Investors, advocacy groups, academics, and the 200 CEOs of the US Business Roundtable have asked corporations to take on an added purpose beyond a narrow pursuit of shareholder value. In response, many companies now issue ESG (Environmental, Societal, and Governance) reports. These reports, however, are so broad in scope that they fail to address the unique measurement challenges within each of ESG’s constituent components. Moreover, the breadth of ESG reporting allows corporations to gloss‐over (implicit) moral tradeoffs when their actions improve one of the reported ESG metrics (such as GHG emissions from its truck fleet) but worsen performance for an unreported metric (indentured labor used to mine minerals for electric vehicles’ batteries). Many ESG reports selectively present only those non‐financial metrics favorable to them.

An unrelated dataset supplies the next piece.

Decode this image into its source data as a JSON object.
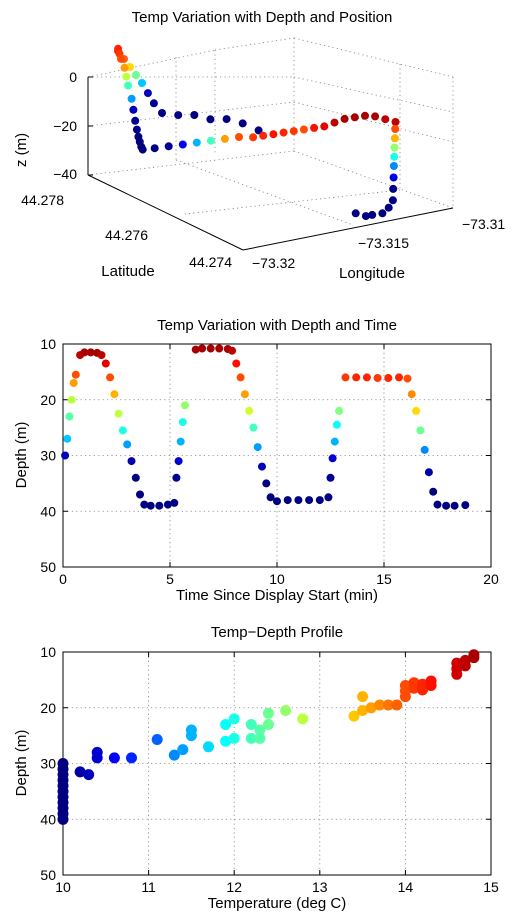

We propose improvements in ESG reporting by focusing on dimensions where broad societal agreement already exists about the preferred outcomes from corporate actions, such as reducing greenhouse gas (GHG) emissions and avoiding use of indentured labor in supply chains. In particular, we introduce a new and comprehensive system, based on well‐established accounting practices, for reporting and transferring GHG emissions across corporate supply and distribution chains. This system eliminates the measurement problems in the current, widely used GHG‐reporting standard, especially the feature that requires multiple counting of the same corporate emission. The new approach generates ESG data that are relevant and reliable, enabling better disclosure, governance, and auditing of corporate ESG performance.